Spoiler alert for the book Brain on Fire – By Susannah Cahalan.
The following is written for any reader but with special consideration to mental health professionals as the audience.
Imagine that you are a healthy, high-functioning young adult who is successful in your career and relationships. You are bright, capable and confident with a promising future. Then one day you don’t feel like yourself – maybe you’re getting sick. Your energy is low, you’re feeling irritable… it will probably blow over, you rationalize. But it doesn’t. Then over the next week your physical and mental health rapidly deteriorate as you move through symptoms that suggest some combination of a severe mental illness, neurological and physical health conditions.
Now imagine that you are a therapist and this is your client. The individual is presenting with complaints of paranoid ideation, impulsive behaviors, panic attacks, manic episodes, weight loss in past week, and sleep disturbance. She also indicates paranoid delusions and visual hallucinations – none of this can be attributed to recent life events. The client is distrustful, guarded, their speech is pressured and she exhibits mood swings. As a clinician, you may be thinking: r/o psychosis, bipolar or other mood disorders, anxiety disorder, etc. You are probably worried about her safety and developing a plan.
As a reader, you might be thinking “wow, that sounds terrible to be her”, or “glad that’s not me.” Whatever your thoughts, there exists a gap between the aforementioned scenario and yourself as a reader.
But this is what happened to a healthy 24 yo New York Post investigative reporter Susannah Cahalan.
Cahalan wrote an autobiographical account of her month spent in a hospital with a renown team of medical specialists who rotated on and off her case trying to solve the mystery of her diagnosis. Without giving away too much for those of you who want to read the book, Cahalan’s true story offers a glimpse at what millions of people experience when trying to secure a diagnosis. Cahalan’s story also illustrates the desperate situation one finds themselves in when their mental heath rapidly declines without an identifiable cause.
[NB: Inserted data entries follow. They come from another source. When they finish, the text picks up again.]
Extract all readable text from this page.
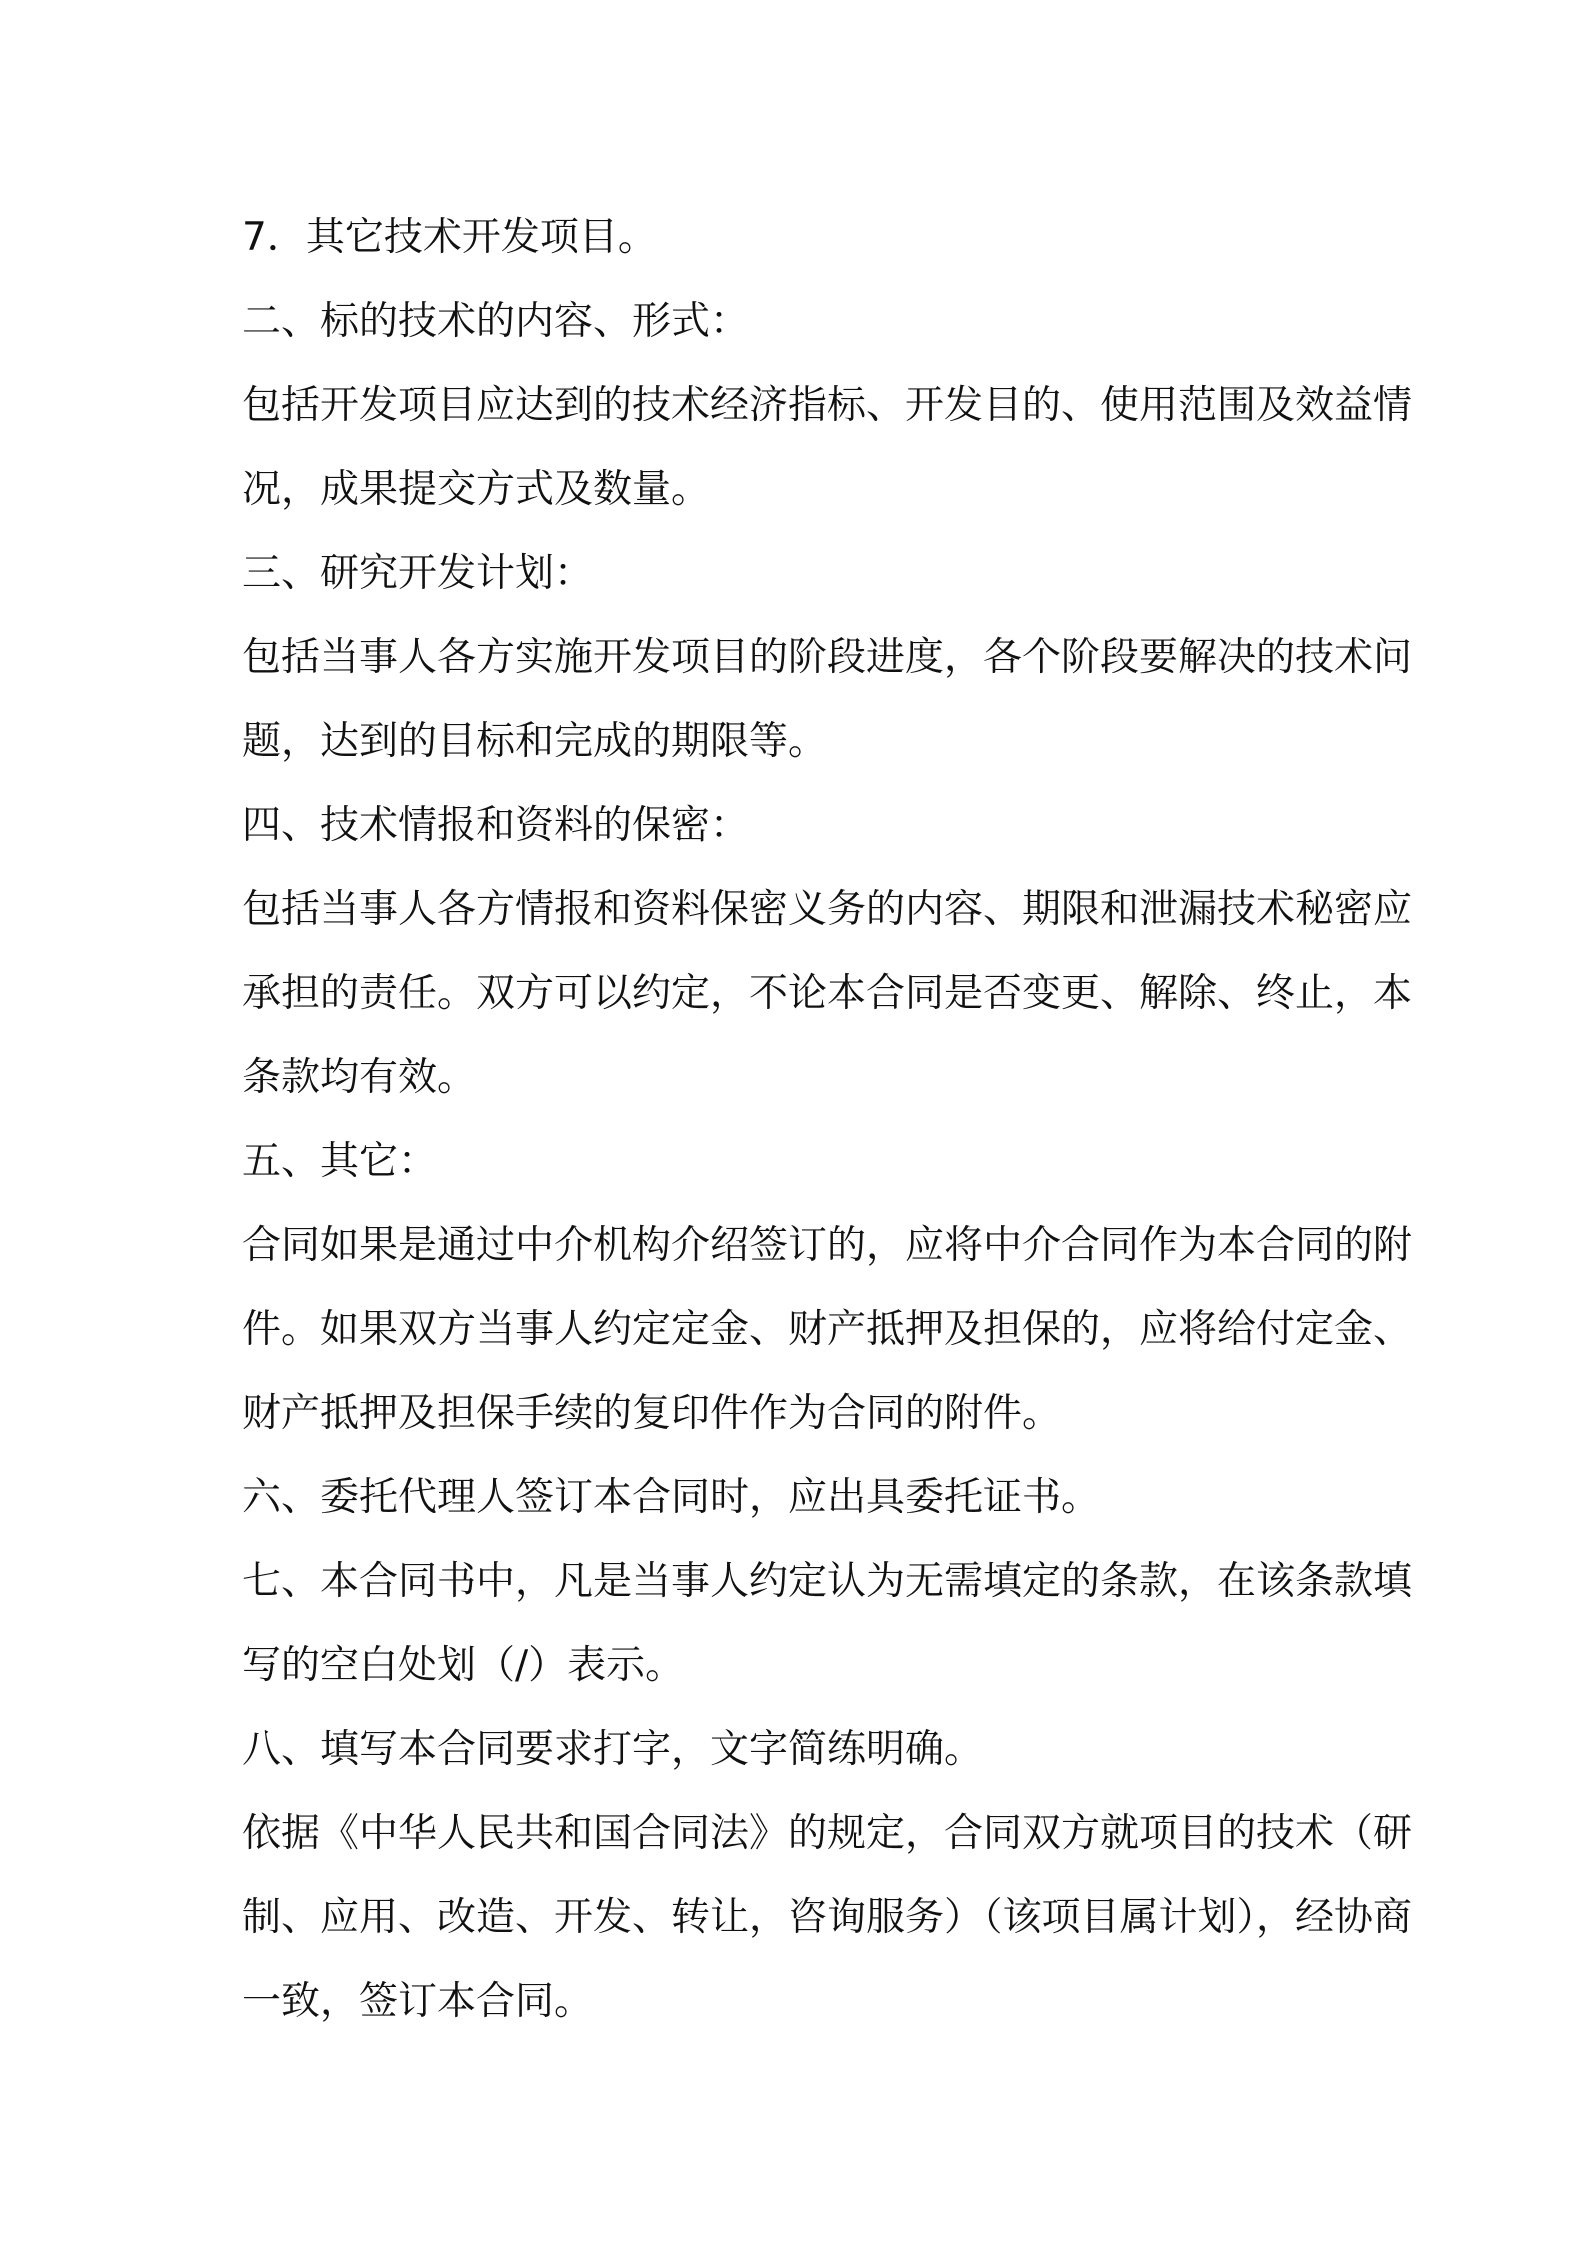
7．其它技术开发项目。
二、标的技术的内容、形式：
包括开发项目应达到的技术经济指标、开发目的、使用范围及效益情
况，成果提交方式及数量。
三、研究开发计划：
包括当事人各方实施开发项目的阶段进度，各个阶段要解决的技术问
题，达到的目标和完成的期限等。
四、技术情报和资料的保密：
包括当事人各方情报和资料保密义务的内容、期限和泄漏技术秘密应
承担的责任。双方可以约定，不论本合同是否变更、解除、终止，本
条款均有效。
五、其它：
合同如果是通过中介机构介绍签订的，应将中介合同作为本合同的附
件。如果双方当事人约定定金、财产抵押及担保的，应将给付定金、
财产抵押及担保手续的复印件作为合同的附件。
六、委托代理人签订本合同时，应出具委托证书。
七、本合同书中，凡是当事人约定认为无需填定的条款，在该条款填
写的空白处划（/）表示。
八、填写本合同要求打字，文字简练明确。
依据《中华人民共和国合同法》的规定，合同双方就项目的技术（研
制、应用、改造、开发、转让，咨询服务）（该项目属计划），经协商
一致，签订本合同。
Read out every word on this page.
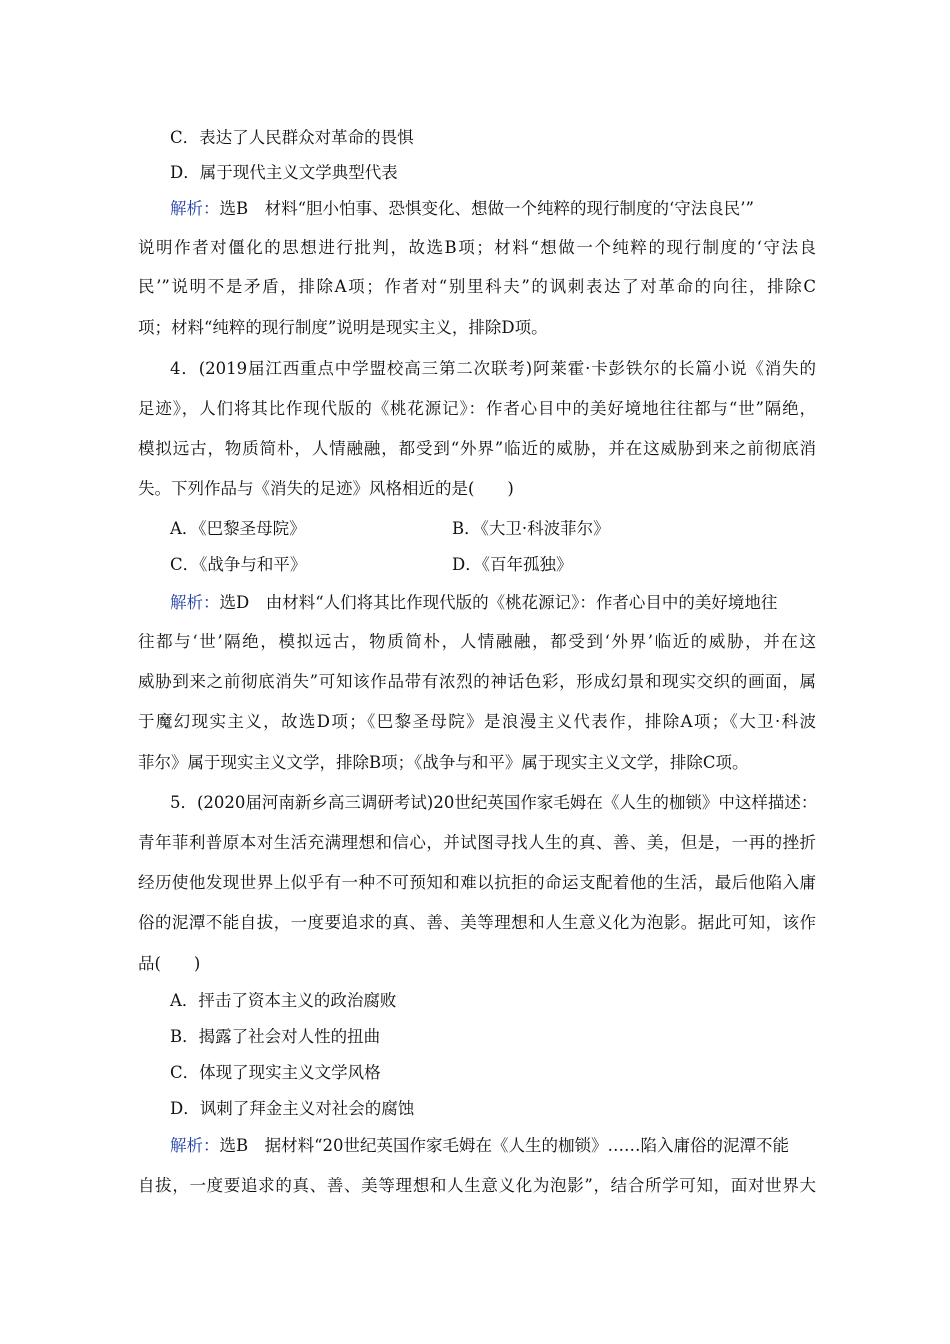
C．表达了人民群众对革命的畏惧
D．属于现代主义文学典型代表
解析：选B　材料“胆小怕事、恐惧变化、想做一个纯粹的现行制度的‘守法良民’”
说明作者对僵化的思想进行批判，故选B项；材料“想做一个纯粹的现行制度的‘守法良
民’”说明不是矛盾，排除A项；作者对“别里科夫”的讽刺表达了对革命的向往，排除C
项；材料“纯粹的现行制度”说明是现实主义，排除D项。
4．(2019届江西重点中学盟校高三第二次联考)阿莱霍·卡彭铁尔的长篇小说《消失的
足迹》，人们将其比作现代版的《桃花源记》：作者心目中的美好境地往往都与“世”隔绝，
模拟远古，物质简朴，人情融融，都受到“外界”临近的威胁，并在这威胁到来之前彻底消
失。下列作品与《消失的足迹》风格相近的是(　　)
A．《巴黎圣母院》	B．《大卫·科波菲尔》
C．《战争与和平》	D．《百年孤独》
解析：选D　由材料“人们将其比作现代版的《桃花源记》：作者心目中的美好境地往
往都与‘世’隔绝，模拟远古，物质简朴，人情融融，都受到‘外界’临近的威胁，并在这
威胁到来之前彻底消失”可知该作品带有浓烈的神话色彩，形成幻景和现实交织的画面，属
于魔幻现实主义，故选D项；《巴黎圣母院》是浪漫主义代表作，排除A项；《大卫·科波
菲尔》属于现实主义文学，排除B项；《战争与和平》属于现实主义文学，排除C项。
5．(2020届河南新乡高三调研考试)20世纪英国作家毛姆在《人生的枷锁》中这样描述：
青年菲利普原本对生活充满理想和信心，并试图寻找人生的真、善、美，但是，一再的挫折
经历使他发现世界上似乎有一种不可预知和难以抗拒的命运支配着他的生活，最后他陷入庸
俗的泥潭不能自拔，一度要追求的真、善、美等理想和人生意义化为泡影。据此可知，该作
品(　　)
A．抨击了资本主义的政治腐败
B．揭露了社会对人性的扭曲
C．体现了现实主义文学风格
D．讽刺了拜金主义对社会的腐蚀
解析：选B　据材料“20世纪英国作家毛姆在《人生的枷锁》……陷入庸俗的泥潭不能
自拔，一度要追求的真、善、美等理想和人生意义化为泡影”，结合所学可知，面对世界大
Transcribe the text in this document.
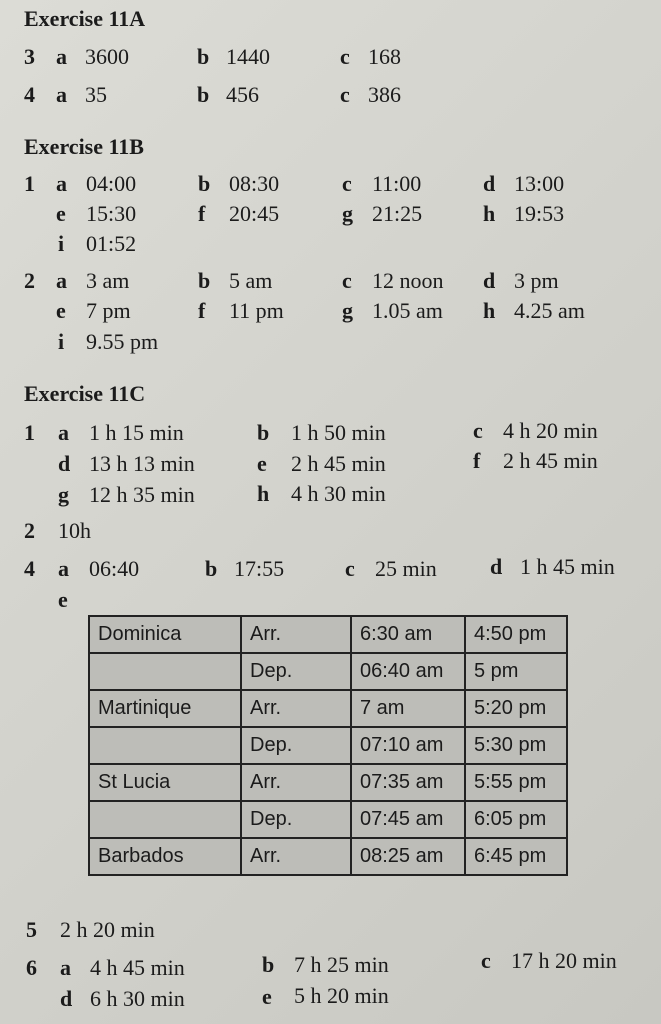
Exercise 11A
3 a 3600	b 1440	c 168
4 a 35	b 456	c 386
Exercise 11B
1 a 04:00	b 08:30	c 11:00	d 13:00
e 15:30	f 20:45	g 21:25	h 19:53
i 01:52
2 a 3 am	b 5 am	c 12 noon d 3 pm
e 7 pm	f 11 pm	g 1.05 am h 4.25 am
i 9.55 pm
Exercise 11C
1 a 1 h 15 min	b 1 h 50 min	c 4 h 20 min
d 13 h 13 min	e 2 h 45 min	f 2 h 45 min
g 12 h 35 min	h 4 h 30 min
2 10h
4 a 06:40	b 17:55	c 25 min d 1 h 45 min
e
Dominica	Arr.	6:30 am	4:50 pm
	Dep.	06:40 am	5 pm
Martinique	Arr.	7 am	5:20 pm
	Dep.	07:10 am	5:30 pm
St Lucia	Arr.	07:35 am	5:55 pm
	Dep.	07:45 am	6:05 pm
Barbados	Arr.	08:25 am	6:45 pm
5 2 h 20 min
6 a 4 h 45 min	b 7 h 25 min	c 17 h 20 min
d 6 h 30 min	e 5 h 20 min
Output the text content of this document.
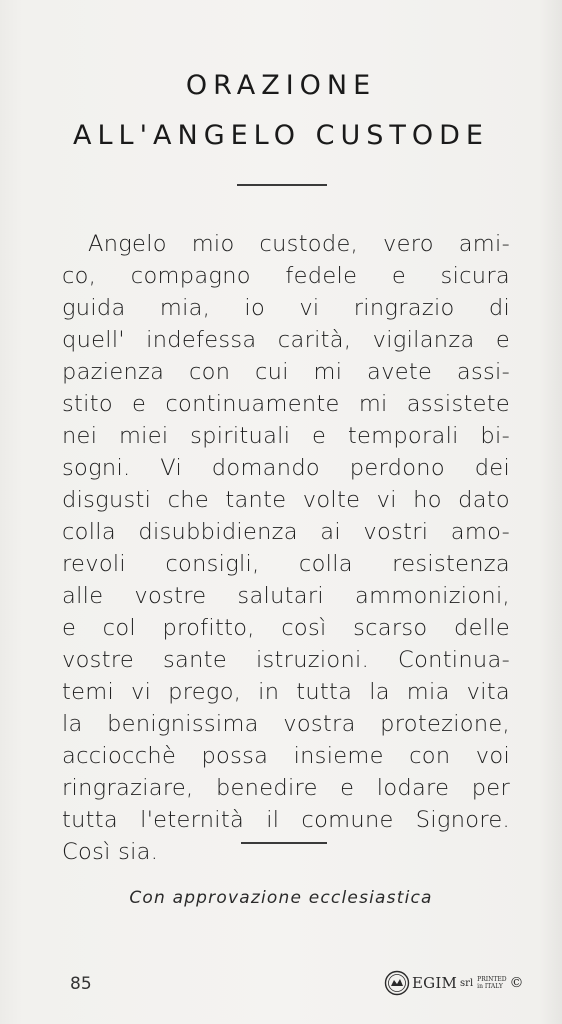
ORAZIONE
ALL'ANGELO CUSTODE
Angelo mio custode, vero ami-
co, compagno fedele e sicura
guida mia, io vi ringrazio di
quell' indefessa carità, vigilanza e
pazienza con cui mi avete assi-
stito e continuamente mi assistete
nei miei spirituali e temporali bi-
sogni. Vi domando perdono dei
disgusti che tante volte vi ho dato
colla disubbidienza ai vostri amo-
revoli consigli, colla resistenza
alle vostre salutari ammonizioni,
e col profitto, così scarso delle
vostre sante istruzioni. Continua-
temi vi prego, in tutta la mia vita
la benignissima vostra protezione,
acciocchè possa insieme con voi
ringraziare, benedire e lodare per
tutta l'eternità il comune Signore.
Così sia.
Con approvazione ecclesiastica
85	EGIM srl PRINTED
in ITALY ©
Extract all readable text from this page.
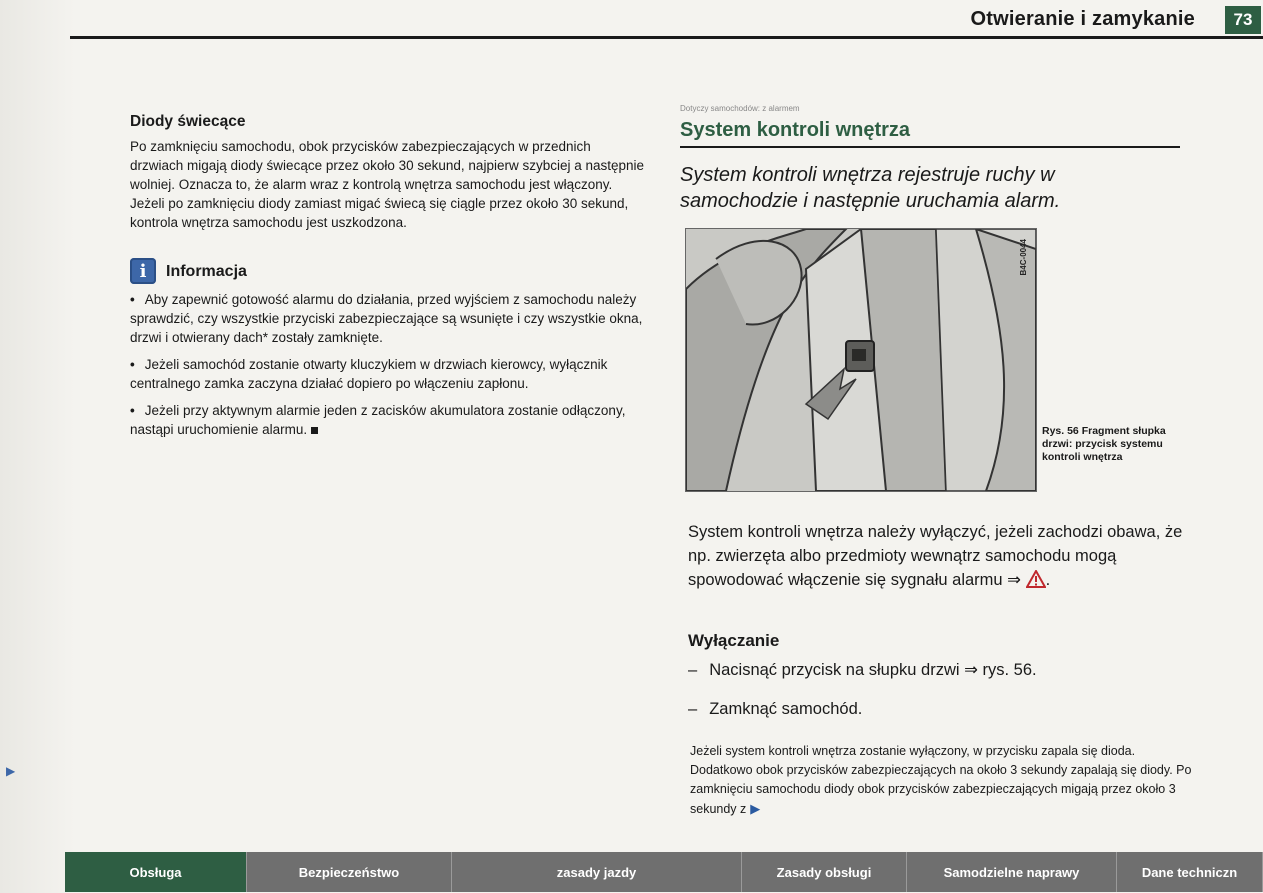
Otwieranie i zamykanie	73
▶

Diody świecące

Po zamknięciu samochodu, obok przycisków zabezpieczających w przednich drzwiach migają diody świecące przez około 30 sekund, najpierw szybciej a następnie wolniej. Oznacza to, że alarm wraz z kontrolą wnętrza samochodu jest włączony. Jeżeli po zamknięciu diody zamiast migać świecą się ciągle przez około 30 sekund, kontrola wnętrza samochodu jest uszkodzona.

i	Informacja

• Aby zapewnić gotowość alarmu do działania, przed wyjściem z samochodu należy sprawdzić, czy wszystkie przyciski zabezpieczające są wsunięte i czy wszystkie okna, drzwi i otwierany dach* zostały zamknięte.

• Jeżeli samochód zostanie otwarty kluczykiem w drzwiach kierowcy, wyłącznik centralnego zamka zaczyna działać dopiero po włączeniu zapłonu.

• Jeżeli przy aktywnym alarmie jeden z zacisków akumulatora zostanie odłączony, nastąpi uruchomienie alarmu.

Dotyczy samochodów: z alarmem
System kontroli wnętrza
System kontroli wnętrza rejestruje ruchy w samochodzie i następnie uruchamia alarm.
B4C-0044
Rys. 56 Fragment słupka drzwi: przycisk systemu kontroli wnętrza
System kontroli wnętrza należy wyłączyć, jeżeli zachodzi obawa, że np. zwierzęta albo przedmioty wewnątrz samochodu mogą spowodować włączenie się sygnału alarmu ⇒ .
Wyłączanie
– Nacisnąć przycisk na słupku drzwi ⇒ rys. 56.
– Zamknąć samochód.
Jeżeli system kontroli wnętrza zostanie wyłączony, w przycisku zapala się dioda. Dodatkowo obok przycisków zabezpieczających na około 3 sekundy zapalają się diody. Po zamknięciu samochodu diody obok przycisków zabezpieczających migają przez około 3 sekundy z ▶
Obsługa	Bezpieczeństwo	zasady jazdy	Zasady obsługi	Samodzielne naprawy	Dane techniczn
As a psychologist who has worked in college and university settings, I have some experience with severe mental illnesses either through direct clinical contact or consultation with colleagues. Individuals with mental illness will often experience their first episode of the illness while in college, given that onset usually occurs during early adulthood. Protocols differ from setting to setting but, broadly speaking, if an individual is showing signs of mania or psychosis, usually one will assess whether the student needs to be hospitalized, and at minimum a referral for medication intervention is provided. Ongoing therapy with an appropriate provider in the community may also be recommended. Off campus therapy referrals are often provided because campuses are quite busy serving the needs of the student body, which leaves little resources to actually provide ongoing therapy. Thus, as student service professionals, if there is uncertainty that a student can take care of themselves and keep themselves safe, as in the case of Cahalan, parents/guardians may be contacted or the student may be hospitalized to ensure that adequate medical attention is given.
In the case of Cahalan, going to the hospital meant being evaluated by medical doctors who treated her with psychotropic medications to reduce symptoms of psychosis and mania. However, in her case, and in thousands of others like hers, this did not help and her condition continued to worsen. She went from being healthy to catatonic in days. Eventually, when you read the book, you learn of her diagnosis: anti NMDA receptor autoimmune encephalitis, an autoimmune disease (AD). Basically, as Cahalan wrote, her body was attacking her brain. The condition is treatable but thousands with this diagnosis never recover and even die because the medical community has yet to understand that gravity of ADs. These patients are treated for the mental illnesses, which are a symptom of the AD. This is insufficient.
There are anywhere from 80 to 100 types of ADs attributable to genetic and environmental causes. According to National Institutes of Health (NIH), ADs affect approx. 24 million Americans, the majority of whom are women. American Autoimmune Related Diseases Association (AARDA) proposes that the number of ADs is closer to 50 million Americans, and increasing. While not all ADs are as detrimental as Cahalan’s, many of the symptoms affect mental function. As psychologists, when we witness symptoms such as paranoid ideation, memory loss, manic episodes, hallucinations, and other severe vegetative symptoms, we think of medication and therapy as a treatment plan. And sure, at present, it seems like the AD epidemic is new and many factors have yet to be proven as facts. However, Cahalan’s story highlights another fact that many psychiatric patients are misdiagnosed.
For mental heath professionals working with students, it may be prudent to consider AD as a potential rule out when we consider our treatment plans. For instance, in Cahalan’s research for her book, she discovered that many suffering from AD were often first diagnosed with autism or schizophrenia. Although assessing for autoimmune disorders is not in our scope as psychologists, we should learn more about the onset and presentation of symptoms as it relates to ADs in the event that a referral to a AD specialist is indicated. Dr. Souhel Najjar, the doctor who discovered Cahalan’s diagnosis and treated her, stated “We have to keep humble and keep our eyes open.” All of us can learn from this.